咫尺处那节白皙的脖颈,精致漂亮得令人久久移不开眼。
腻白的肌肤表面散落着点点红痕,如同雕琢在无暇瓷器上永不褪色的艳丽花瓣,深色发丝点缀下,流畅的线条一直延伸至肩颈、弯出一道勾人的弧度,半遮半掩地湮没在被沿,同时将跟从描摹的视线也无情地阻挡,但这并不影响千夜咎自行脑补出,被窝里布满吻痕的身体是怎样的动人心弦。
时节已经步入冬季,破晓姗姗来迟,处理完锥生零正是凌晨,从那个时候开始,一直狂欢到黎明——袒露心迹后,纵情飨宴的感觉前所未有的美好,但体力消耗过度也是板上钉钉的事实。

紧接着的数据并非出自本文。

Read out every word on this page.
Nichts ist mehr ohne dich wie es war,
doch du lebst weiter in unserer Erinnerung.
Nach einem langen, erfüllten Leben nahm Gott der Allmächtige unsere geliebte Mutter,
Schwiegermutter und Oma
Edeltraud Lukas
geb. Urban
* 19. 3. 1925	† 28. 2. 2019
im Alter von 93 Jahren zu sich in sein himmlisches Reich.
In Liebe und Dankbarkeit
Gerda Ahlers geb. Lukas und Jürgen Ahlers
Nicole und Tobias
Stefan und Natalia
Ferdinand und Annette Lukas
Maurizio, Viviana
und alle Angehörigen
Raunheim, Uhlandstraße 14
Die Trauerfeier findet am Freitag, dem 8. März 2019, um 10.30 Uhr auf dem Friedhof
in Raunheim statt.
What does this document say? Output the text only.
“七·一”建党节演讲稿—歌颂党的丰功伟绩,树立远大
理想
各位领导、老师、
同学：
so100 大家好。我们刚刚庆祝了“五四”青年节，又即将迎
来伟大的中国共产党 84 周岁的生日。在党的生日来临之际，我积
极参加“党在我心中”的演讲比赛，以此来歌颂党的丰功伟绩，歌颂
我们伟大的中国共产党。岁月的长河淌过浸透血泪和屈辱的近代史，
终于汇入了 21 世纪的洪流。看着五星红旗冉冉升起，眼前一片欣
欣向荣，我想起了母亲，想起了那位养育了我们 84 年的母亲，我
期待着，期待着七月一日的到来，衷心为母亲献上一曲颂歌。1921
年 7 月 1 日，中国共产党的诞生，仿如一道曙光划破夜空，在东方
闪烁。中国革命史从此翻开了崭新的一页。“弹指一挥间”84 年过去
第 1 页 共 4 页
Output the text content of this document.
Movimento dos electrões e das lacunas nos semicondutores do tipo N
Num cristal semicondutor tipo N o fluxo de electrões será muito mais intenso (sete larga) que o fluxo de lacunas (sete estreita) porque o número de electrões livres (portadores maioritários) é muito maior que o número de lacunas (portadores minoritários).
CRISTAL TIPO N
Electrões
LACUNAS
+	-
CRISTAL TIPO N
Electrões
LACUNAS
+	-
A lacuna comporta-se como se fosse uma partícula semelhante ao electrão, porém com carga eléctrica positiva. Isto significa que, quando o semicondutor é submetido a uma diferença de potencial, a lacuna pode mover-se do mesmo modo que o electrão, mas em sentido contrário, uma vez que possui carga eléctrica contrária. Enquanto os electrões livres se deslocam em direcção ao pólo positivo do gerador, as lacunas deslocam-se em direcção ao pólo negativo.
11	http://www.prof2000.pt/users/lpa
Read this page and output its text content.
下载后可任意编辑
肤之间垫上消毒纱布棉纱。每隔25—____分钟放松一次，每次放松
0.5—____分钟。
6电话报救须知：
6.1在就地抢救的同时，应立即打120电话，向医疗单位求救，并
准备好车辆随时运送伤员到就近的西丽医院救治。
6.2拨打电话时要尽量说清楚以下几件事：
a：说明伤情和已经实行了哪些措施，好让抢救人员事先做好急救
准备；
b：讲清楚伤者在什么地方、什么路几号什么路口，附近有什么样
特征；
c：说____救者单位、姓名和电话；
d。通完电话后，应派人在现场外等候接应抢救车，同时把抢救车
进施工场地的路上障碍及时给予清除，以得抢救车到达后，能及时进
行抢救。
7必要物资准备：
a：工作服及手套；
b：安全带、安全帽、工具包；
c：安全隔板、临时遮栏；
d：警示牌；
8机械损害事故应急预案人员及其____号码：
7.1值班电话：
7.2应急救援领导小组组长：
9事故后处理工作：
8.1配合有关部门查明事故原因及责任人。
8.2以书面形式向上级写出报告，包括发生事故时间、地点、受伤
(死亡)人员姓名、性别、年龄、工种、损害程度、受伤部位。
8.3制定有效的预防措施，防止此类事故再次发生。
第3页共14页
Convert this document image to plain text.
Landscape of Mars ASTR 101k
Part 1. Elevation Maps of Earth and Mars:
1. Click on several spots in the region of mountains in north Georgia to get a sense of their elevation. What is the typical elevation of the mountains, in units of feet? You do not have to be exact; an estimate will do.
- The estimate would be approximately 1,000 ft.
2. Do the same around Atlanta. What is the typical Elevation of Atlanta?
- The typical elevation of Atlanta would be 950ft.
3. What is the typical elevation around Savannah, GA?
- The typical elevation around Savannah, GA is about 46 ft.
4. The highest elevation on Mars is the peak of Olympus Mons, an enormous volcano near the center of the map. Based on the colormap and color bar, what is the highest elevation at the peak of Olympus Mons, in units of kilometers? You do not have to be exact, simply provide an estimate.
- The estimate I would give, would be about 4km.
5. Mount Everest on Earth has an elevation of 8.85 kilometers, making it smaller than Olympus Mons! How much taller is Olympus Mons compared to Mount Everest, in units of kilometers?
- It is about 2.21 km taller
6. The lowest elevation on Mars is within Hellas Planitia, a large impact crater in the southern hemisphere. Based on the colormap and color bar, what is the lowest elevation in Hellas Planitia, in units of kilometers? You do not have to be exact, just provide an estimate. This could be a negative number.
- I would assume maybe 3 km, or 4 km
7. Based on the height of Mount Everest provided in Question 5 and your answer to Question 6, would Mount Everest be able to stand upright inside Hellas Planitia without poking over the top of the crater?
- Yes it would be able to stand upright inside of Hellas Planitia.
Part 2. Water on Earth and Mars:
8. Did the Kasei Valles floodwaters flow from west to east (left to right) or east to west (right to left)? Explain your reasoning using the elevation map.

玖兰枢原本要陪他一起醒着,最后千夜咎使出浑身解数,才成功劝服他打消念头,失算的是刚刚哄睡了怀中的宝贝,却发现窗帘没有拉紧,黎明已至,一息明媚的晨光从那道缝隙偷偷闯入室内。
担心会扰到玖兰枢的好眠,千夜咎想去处理一下,然而刚刚动了动、被子下的两具身躯紧密贴合着的部分略一减少,缠在腰间的手臂就陡然严格地收紧,枕着他肩头、身体半压在他身上的玖兰枢不满地微蹙起眉,又往他怀里蹭了蹭,反应敏锐得简直要让人怀疑他是否真的睡着了。
如果再继续动下去,吵醒玖兰枢的罪魁祸首就会是他了——千夜咎只好无奈又幸福地打消念头,轻轻拍抚玖兰枢的后背,一边垂下头去吻吻他的发顶,这才哄消了他眉间那道碍眼的浅痕。
就这样睁着眼,感受着与爱人体温交融的亲密,仔细地将视野中的吻痕数了一遍又一遍,直到黄昏时分,随着日头西沉,漏网的光束逐渐改变角度、落在床头——
即使千夜咎立刻支起身体遮挡,沉睡的君王还是被惊扰了,“嗯……”
被熟悉的气息与温度包裹,显然令他非常安心,不适地低哼过后,一向浅眠的玖兰枢却只轻轻拧起眉,枕着千夜咎肩膀的头有些焦躁地细细蹭动,直到将整张脸都埋入千夜咎的颈窝中,才终于放松地长长舒了一口气——俨然一副决定赖床的任性架势。
虽然千夜咎已经对此习以为常,但每一次重复经历,都依然会心动不已,湿热的气息喷吐在敏感的皮肤上,一直从颈侧酥到心里,无论有心还是无意,玖兰枢这些亲昵的举动,都会轻易让他欲火焚身。